PAM: voici ce que propose Hassan Benaddi dans l'immédiat
Les réunions du bureau politique sont orageuses. Des dirigeants s'étripent par déclarations interposées. Ilyas Elomari est physiquement parti mais est-ce une absence provisoire ou définitive? Voici ce que propose le premier secrétaire général du parti.
Le PAM est dans un entre-deux. Ilyas a démissionné mais son ombre plane sur les réunions et dans les couloirs. Et en tant que président de la région TTAH (Tanger Tétouan Al Hoceima), il n’a jamais été aussi actif et visible.
Bref, Ilyas a le don de ne jamais faire les choses comme les autres. Il a été élu au secrétariat général par acclamations, candidat unique qu’il était. Il se retire de la direction du parti en l’annonçant dans une conférence de presse et désigne un remplaçant intérimaire, Habib Belkouch.
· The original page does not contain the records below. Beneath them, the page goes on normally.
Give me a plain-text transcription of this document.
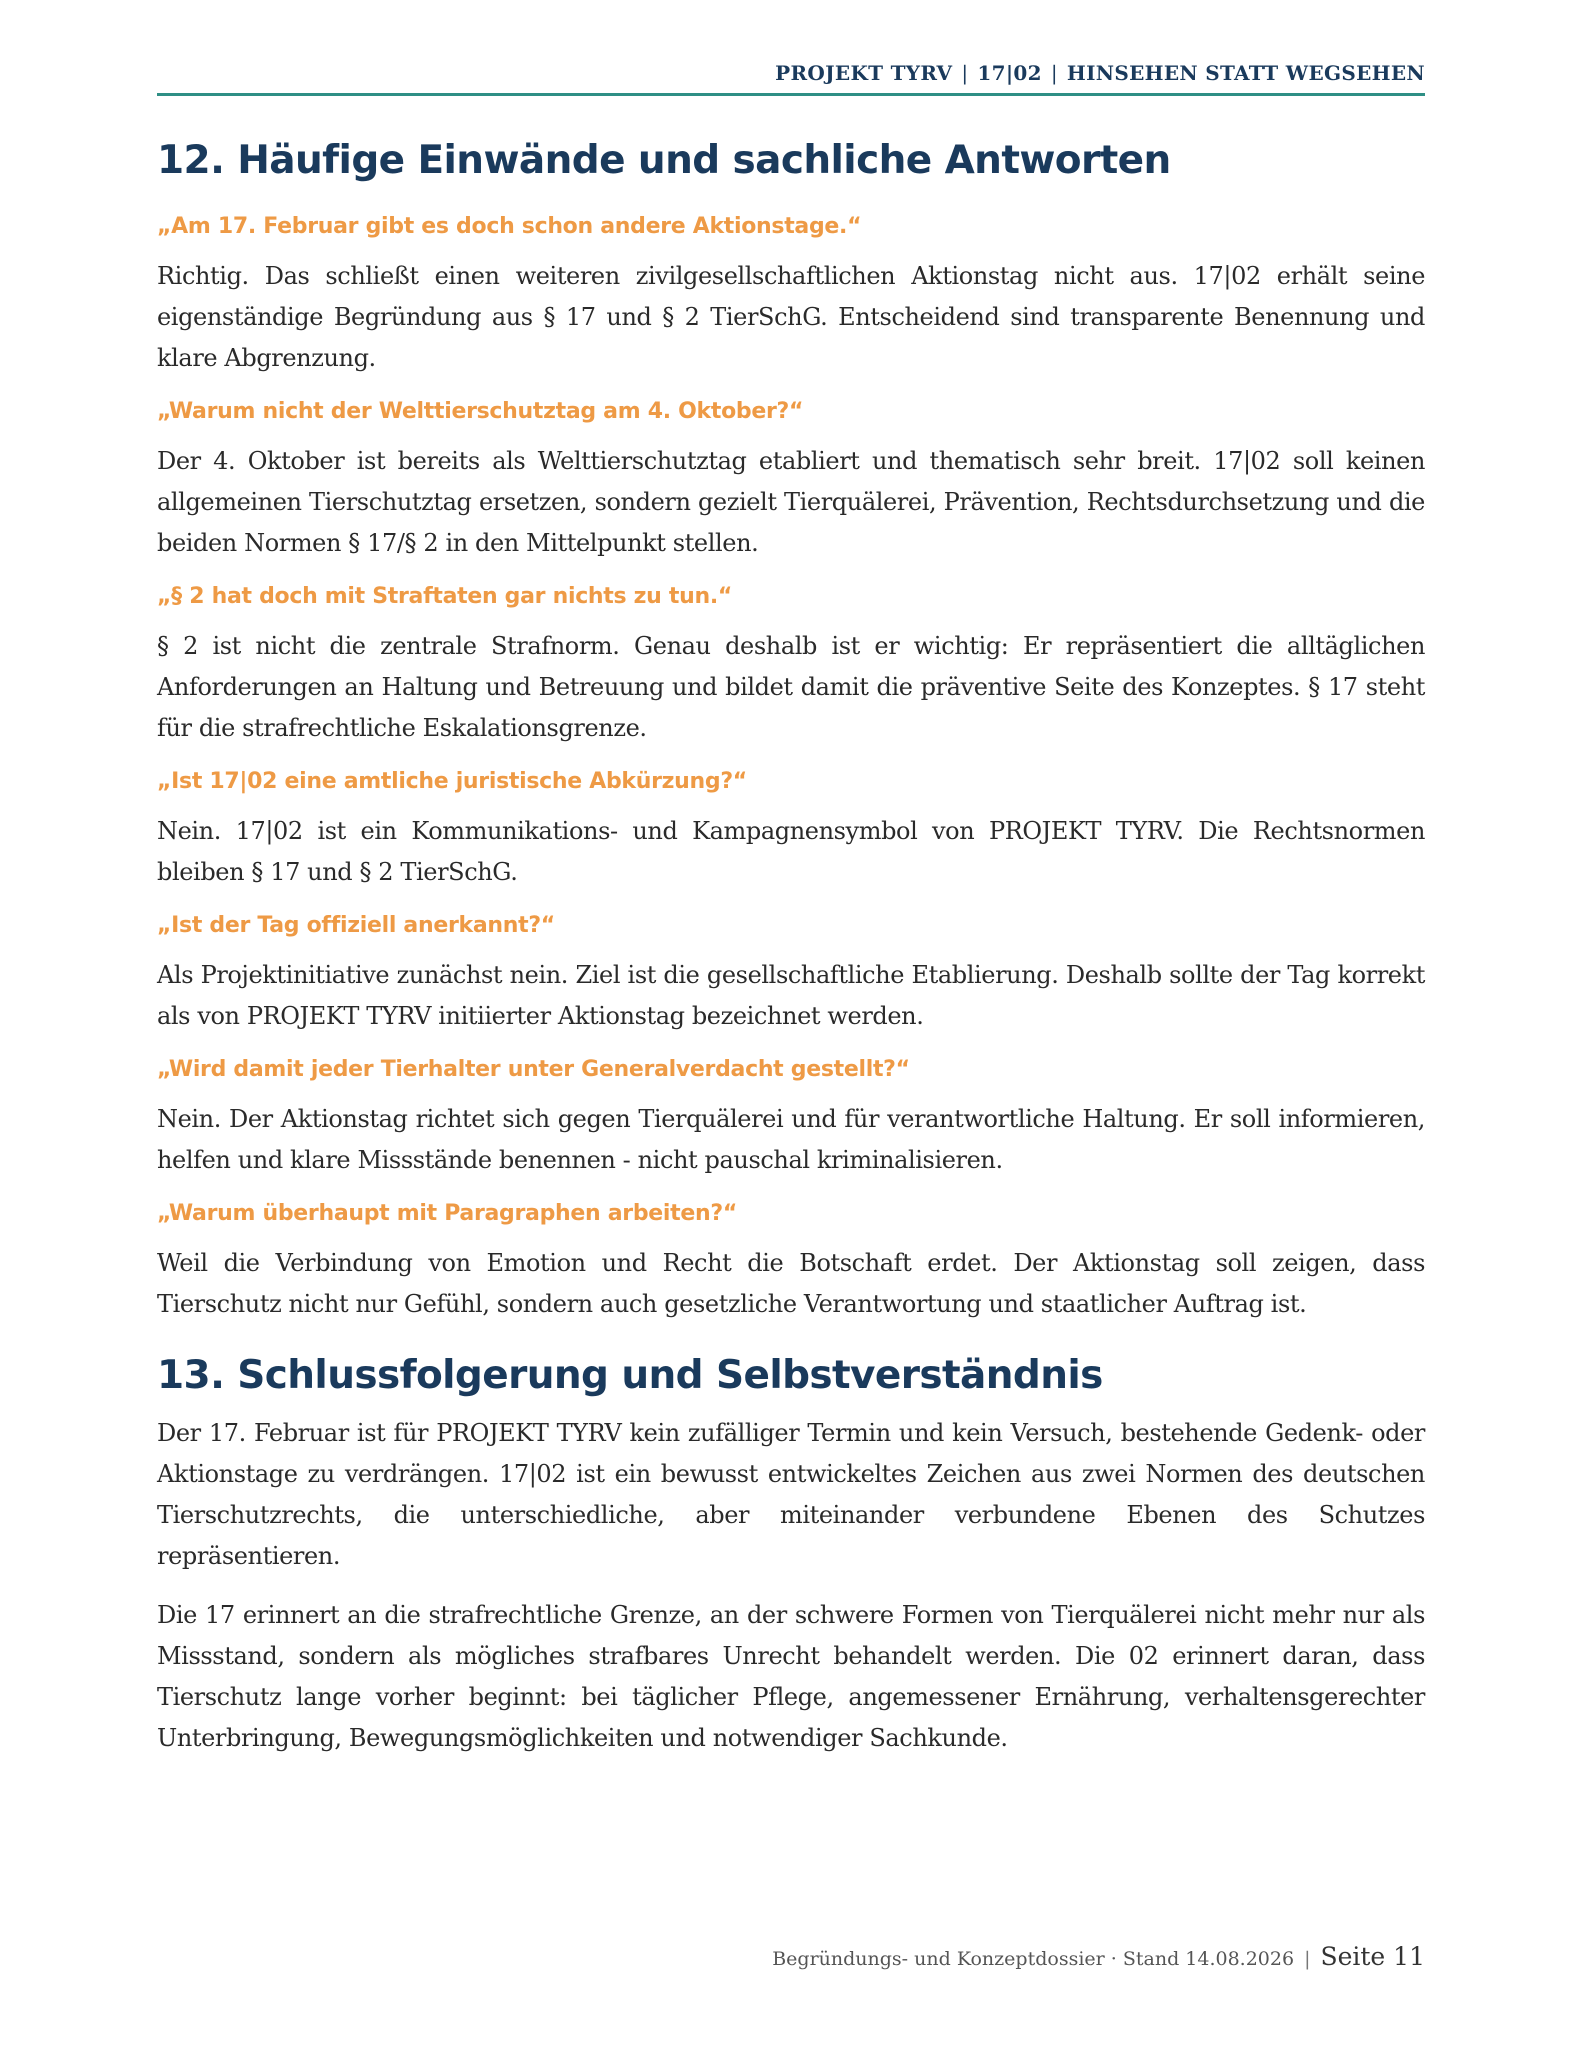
PROJEKT TYRV | 17|02 | HINSEHEN STATT WEGSEHEN
12. Häufige Einwände und sachliche Antworten
„Am 17. Februar gibt es doch schon andere Aktionstage.“
Richtig. Das schließt einen weiteren zivilgesellschaftlichen Aktionstag nicht aus. 17|02 erhält seine eigenständige Begründung aus § 17 und § 2 TierSchG. Entscheidend sind transparente Benennung und klare Abgrenzung.
„Warum nicht der Welttierschutztag am 4. Oktober?“
Der 4. Oktober ist bereits als Welttierschutztag etabliert und thematisch sehr breit. 17|02 soll keinen allgemeinen Tierschutztag ersetzen, sondern gezielt Tierquälerei, Prävention, Rechtsdurchsetzung und die beiden Normen § 17/§ 2 in den Mittelpunkt stellen.
„§ 2 hat doch mit Straftaten gar nichts zu tun.“
§ 2 ist nicht die zentrale Strafnorm. Genau deshalb ist er wichtig: Er repräsentiert die alltäglichen Anforderungen an Haltung und Betreuung und bildet damit die präventive Seite des Konzeptes. § 17 steht für die strafrechtliche Eskalationsgrenze.
„Ist 17|02 eine amtliche juristische Abkürzung?“
Nein. 17|02 ist ein Kommunikations- und Kampagnensymbol von PROJEKT TYRV. Die Rechtsnormen bleiben § 17 und § 2 TierSchG.
„Ist der Tag offiziell anerkannt?“
Als Projektinitiative zunächst nein. Ziel ist die gesellschaftliche Etablierung. Deshalb sollte der Tag korrekt als von PROJEKT TYRV initiierter Aktionstag bezeichnet werden.
„Wird damit jeder Tierhalter unter Generalverdacht gestellt?“
Nein. Der Aktionstag richtet sich gegen Tierquälerei und für verantwortliche Haltung. Er soll informieren, helfen und klare Missstände benennen - nicht pauschal kriminalisieren.
„Warum überhaupt mit Paragraphen arbeiten?“
Weil die Verbindung von Emotion und Recht die Botschaft erdet. Der Aktionstag soll zeigen, dass Tierschutz nicht nur Gefühl, sondern auch gesetzliche Verantwortung und staatlicher Auftrag ist.
13. Schlussfolgerung und Selbstverständnis
Der 17. Februar ist für PROJEKT TYRV kein zufälliger Termin und kein Versuch, bestehende Gedenk- oder Aktionstage zu verdrängen. 17|02 ist ein bewusst entwickeltes Zeichen aus zwei Normen des deutschen Tierschutzrechts, die unterschiedliche, aber miteinander verbundene Ebenen des Schutzes repräsentieren.
Die 17 erinnert an die strafrechtliche Grenze, an der schwere Formen von Tierquälerei nicht mehr nur als Missstand, sondern als mögliches strafbares Unrecht behandelt werden. Die 02 erinnert daran, dass Tierschutz lange vorher beginnt: bei täglicher Pflege, angemessener Ernährung, verhaltensgerechter Unterbringung, Bewegungsmöglichkeiten und notwendiger Sachkunde.
Begründungs- und Konzeptdossier · Stand 14.08.2026 | Seite 11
Lorsqu’il y a un intérim, lorsque la démission n’est pas actée par les instances du parti, lorsque l’étape suivante n’est pas définie, le clair-obscur prend possession des esprits. Ilyas Elomari hante les lieux.
Le parti doit réunir les 800 membres de son conseil national le dimanche 22 octobre à Skhirat. L’ordre du jour a subi des fluctuations. Au départ, il était question “d’examiner“ la démission d’Ilyas. Maintenant, il est question d’en prendre connaissance.
Cela étant dit, jamais le parti n’a été aussi vivant. En ce sens qu’il y a un débat intense, au point que les réunions du bureau politique sont parfois épiques.
En gros, deux courants sont visibles. L’un continue de chanter les louanges de si Ilyas ou de demander son retour. L’autre le critique d’une manière plus ou moins virulente. Peu de dirigeants restent discrets et sur la réserve.
Médias24 a rencontré Hassan Benaddi, 1er secrétaire général du parti, l’un des co-fondateurs et donc membre de facto du bureau politique. Hassan Benaddi connaît bien la vie politique marocaine, le PAM et Ilyas Elomari.
Il voit deux scénarios d’avenir pour le PAM:
1. Ilyas Elomari revient. “Plusieurs dirigeants quitteront le parti, ceux qui ne sont pas ses obligés. Le PAM entrera dans un processus de lente décomposition“. Pour Benaddi, ce scénario n’est pas impossible, quelques noms connus ou moins connus tentent de le mettre en œuvre. Il s’agit de “créer des dissensions telles qu’Ilyas apparaîtrait comme le sauveur du parti, indispensable à sa survie“.
2. Se mettre d’accord sur une direction collégiale: Autour de Belkouch ou de Fatima Zahra Mansouri, réunir les co-fondateurs et des personnalités comme Ali Belhaj et Mohamed Benhammou qui avaient sabordé leurs propres formations pour rejoindre ce parti.
Dans cette hypothèse, un congrès se tiendrait dans 2 ans au maximum, pour “une refondation du PAM par la base“.
Hassan Benaddi estime que les “conditions d’une compétition politique saine et immédiate ne sont pas réunies“. Le parti est selon lui miné par le clientélisme.
Benaddi estime que le parti “doit acter la démission“ de son secrétaire général. Sinon, il continuera à essayer de “semer la zizanie pour faire croire que son retour est indispensable et sa disgrâce passagère“.